By Bob Marshall
In an era when conservation-minded sportsmen spend most of their time trying to prevent damage from being done to their natural world, here comes a story with a refreshingly new angle: Damage being un-done.
Last week, as this video shows, the Lassiter Mill Dam on North Carolina’s Uwharrie River was removed, restoring 15 miles of free-flowing river and 174 miles of perennial stream habitat vital to fisheries that had been blocked for more than 200 years. The action will help revive sagging populations of many species, including American shad and striped bass that migrate upstream from the Atlantic Ocean.
The project was the result of a push by a wide coalition of interests from state and federal wildlife agencies to power companies. It is part of an encouraging movement across the northeast that has seen more than 240 dams removed in the last five years.
The dam was built for a grist mill in 1805 when America was busily trying to bend the natural environment to its economic purposes. Eventually more than 14,000 dams blocked rivers, bringing a boost to businesses but punching holes in ecosystems with impacts that spread from tiny mountain creeks to the wide Atlantic.
One of the most evident impacts was seen in the collapse of fish such as shad, striped bass, salmon and sea-run trout that spawn in the rivers but migrate to the ocean.
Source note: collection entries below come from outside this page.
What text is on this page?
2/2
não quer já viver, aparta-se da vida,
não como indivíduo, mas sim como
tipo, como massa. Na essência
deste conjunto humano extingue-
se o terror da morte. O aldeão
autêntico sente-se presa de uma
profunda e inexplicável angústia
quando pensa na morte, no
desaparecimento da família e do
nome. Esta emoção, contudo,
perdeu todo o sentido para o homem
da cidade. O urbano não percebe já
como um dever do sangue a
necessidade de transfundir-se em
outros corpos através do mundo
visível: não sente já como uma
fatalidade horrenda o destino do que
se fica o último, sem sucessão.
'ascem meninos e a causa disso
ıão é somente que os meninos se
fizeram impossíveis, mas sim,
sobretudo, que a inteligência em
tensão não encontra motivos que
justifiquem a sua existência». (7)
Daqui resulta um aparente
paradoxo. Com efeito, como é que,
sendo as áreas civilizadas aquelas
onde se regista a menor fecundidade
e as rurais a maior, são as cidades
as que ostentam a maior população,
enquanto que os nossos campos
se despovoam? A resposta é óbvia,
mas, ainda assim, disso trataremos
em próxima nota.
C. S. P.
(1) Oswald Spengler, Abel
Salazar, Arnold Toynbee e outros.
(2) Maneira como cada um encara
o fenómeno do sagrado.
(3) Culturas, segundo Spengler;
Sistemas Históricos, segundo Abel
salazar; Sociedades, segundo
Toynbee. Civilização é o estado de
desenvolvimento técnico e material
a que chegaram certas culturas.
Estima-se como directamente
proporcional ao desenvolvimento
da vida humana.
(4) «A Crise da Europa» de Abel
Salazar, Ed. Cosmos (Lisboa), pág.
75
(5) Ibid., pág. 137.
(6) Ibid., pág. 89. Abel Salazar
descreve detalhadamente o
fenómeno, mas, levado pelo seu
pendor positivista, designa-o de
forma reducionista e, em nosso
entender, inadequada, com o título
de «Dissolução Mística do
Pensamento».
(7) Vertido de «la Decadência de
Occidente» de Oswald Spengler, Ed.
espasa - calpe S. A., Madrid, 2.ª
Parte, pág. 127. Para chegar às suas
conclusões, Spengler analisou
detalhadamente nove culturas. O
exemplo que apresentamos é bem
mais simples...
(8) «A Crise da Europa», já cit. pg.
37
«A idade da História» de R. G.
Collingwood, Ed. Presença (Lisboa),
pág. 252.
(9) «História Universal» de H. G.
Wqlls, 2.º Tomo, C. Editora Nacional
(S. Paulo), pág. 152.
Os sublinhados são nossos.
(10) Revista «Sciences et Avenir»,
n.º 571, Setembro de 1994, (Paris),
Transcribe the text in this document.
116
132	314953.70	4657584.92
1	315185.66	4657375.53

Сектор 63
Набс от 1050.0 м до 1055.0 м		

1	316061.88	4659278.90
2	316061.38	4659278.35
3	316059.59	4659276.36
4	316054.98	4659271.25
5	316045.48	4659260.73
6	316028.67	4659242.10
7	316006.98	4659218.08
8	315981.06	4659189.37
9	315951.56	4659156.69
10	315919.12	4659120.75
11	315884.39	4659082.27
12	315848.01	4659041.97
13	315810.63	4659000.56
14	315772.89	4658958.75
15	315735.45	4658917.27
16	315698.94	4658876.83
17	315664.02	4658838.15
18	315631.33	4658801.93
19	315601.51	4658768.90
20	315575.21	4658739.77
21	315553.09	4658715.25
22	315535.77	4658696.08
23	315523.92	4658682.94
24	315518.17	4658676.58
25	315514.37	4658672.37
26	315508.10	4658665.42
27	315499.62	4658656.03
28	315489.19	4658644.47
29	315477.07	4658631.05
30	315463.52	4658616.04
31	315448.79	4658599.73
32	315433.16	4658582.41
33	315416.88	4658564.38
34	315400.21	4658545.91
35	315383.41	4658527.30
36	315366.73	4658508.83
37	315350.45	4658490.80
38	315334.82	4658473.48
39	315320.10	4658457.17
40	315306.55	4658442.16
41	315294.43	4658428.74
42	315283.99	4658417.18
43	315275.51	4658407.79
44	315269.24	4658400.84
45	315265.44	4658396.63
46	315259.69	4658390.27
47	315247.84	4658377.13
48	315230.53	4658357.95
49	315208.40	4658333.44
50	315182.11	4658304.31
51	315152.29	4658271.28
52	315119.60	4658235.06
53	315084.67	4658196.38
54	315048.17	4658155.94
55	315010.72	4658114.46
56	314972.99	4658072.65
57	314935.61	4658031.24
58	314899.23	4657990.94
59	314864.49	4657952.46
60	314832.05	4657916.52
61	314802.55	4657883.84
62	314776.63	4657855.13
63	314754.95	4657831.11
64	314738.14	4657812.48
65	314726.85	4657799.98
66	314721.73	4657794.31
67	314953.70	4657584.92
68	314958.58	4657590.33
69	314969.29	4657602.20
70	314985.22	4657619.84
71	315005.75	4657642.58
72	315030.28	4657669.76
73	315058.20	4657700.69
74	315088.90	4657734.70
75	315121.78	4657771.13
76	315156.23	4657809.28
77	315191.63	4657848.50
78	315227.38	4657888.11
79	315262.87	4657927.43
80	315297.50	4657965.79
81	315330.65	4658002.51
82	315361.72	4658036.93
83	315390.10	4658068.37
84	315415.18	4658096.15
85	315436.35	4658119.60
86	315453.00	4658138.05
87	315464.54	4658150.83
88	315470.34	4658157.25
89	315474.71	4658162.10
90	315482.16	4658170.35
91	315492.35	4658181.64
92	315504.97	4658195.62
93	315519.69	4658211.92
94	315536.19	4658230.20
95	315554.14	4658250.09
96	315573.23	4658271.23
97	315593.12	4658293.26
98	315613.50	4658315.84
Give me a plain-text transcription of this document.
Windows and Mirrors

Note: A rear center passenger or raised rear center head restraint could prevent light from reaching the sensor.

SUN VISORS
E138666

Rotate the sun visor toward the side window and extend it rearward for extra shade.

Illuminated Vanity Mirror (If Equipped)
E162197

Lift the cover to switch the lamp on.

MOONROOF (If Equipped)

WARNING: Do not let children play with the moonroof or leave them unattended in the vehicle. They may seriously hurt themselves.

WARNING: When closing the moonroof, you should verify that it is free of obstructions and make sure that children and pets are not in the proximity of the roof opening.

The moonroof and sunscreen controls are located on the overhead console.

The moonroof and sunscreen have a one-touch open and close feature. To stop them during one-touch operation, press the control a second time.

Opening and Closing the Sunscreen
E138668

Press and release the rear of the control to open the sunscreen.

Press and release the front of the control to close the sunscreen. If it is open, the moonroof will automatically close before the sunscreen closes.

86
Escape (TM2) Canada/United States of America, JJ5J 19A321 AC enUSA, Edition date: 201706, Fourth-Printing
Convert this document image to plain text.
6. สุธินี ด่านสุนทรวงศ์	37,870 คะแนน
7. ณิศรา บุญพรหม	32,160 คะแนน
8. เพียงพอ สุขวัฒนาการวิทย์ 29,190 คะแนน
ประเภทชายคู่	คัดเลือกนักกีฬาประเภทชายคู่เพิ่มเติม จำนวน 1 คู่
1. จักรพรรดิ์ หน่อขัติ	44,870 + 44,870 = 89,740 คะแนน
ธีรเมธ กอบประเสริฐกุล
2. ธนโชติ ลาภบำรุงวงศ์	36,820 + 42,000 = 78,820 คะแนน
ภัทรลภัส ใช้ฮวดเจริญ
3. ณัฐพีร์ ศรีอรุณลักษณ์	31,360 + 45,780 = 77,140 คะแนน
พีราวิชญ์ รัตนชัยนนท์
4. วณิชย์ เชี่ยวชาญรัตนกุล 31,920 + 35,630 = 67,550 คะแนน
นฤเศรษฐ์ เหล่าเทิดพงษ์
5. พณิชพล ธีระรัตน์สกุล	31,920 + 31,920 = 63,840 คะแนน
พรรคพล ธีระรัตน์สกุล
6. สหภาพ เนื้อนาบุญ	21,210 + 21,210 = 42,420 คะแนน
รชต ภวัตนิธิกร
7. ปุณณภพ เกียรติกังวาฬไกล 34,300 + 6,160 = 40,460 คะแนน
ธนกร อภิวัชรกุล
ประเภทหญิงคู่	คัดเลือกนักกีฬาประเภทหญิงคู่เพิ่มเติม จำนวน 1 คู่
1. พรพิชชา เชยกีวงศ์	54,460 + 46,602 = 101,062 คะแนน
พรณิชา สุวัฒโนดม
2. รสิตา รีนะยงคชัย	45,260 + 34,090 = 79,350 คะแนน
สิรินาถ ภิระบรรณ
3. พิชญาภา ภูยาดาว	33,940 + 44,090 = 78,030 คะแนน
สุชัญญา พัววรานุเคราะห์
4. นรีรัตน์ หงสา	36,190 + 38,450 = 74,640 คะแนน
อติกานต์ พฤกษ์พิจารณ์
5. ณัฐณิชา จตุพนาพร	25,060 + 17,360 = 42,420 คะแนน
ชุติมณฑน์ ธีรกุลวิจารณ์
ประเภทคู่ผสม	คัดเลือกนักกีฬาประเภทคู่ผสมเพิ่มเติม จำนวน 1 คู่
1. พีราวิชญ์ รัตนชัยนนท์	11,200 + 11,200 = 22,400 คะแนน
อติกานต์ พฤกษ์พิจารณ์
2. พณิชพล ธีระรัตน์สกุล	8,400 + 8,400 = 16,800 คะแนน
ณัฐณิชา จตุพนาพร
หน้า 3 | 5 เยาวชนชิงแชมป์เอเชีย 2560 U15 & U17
The push to reverse that damage began decades ago. Initial remedies such as fish ladders have proven ineffective in many cases, and conservationists began making the case for removal. That argument gained traction as an economic argument for restoring habitat was shown to have a better bottom-line – an argument pushed along by the consequences of the Endangered Species Act.
Groups such as American Rivers have now made dam removal a top priority, having success across the northeast as well as in other regions.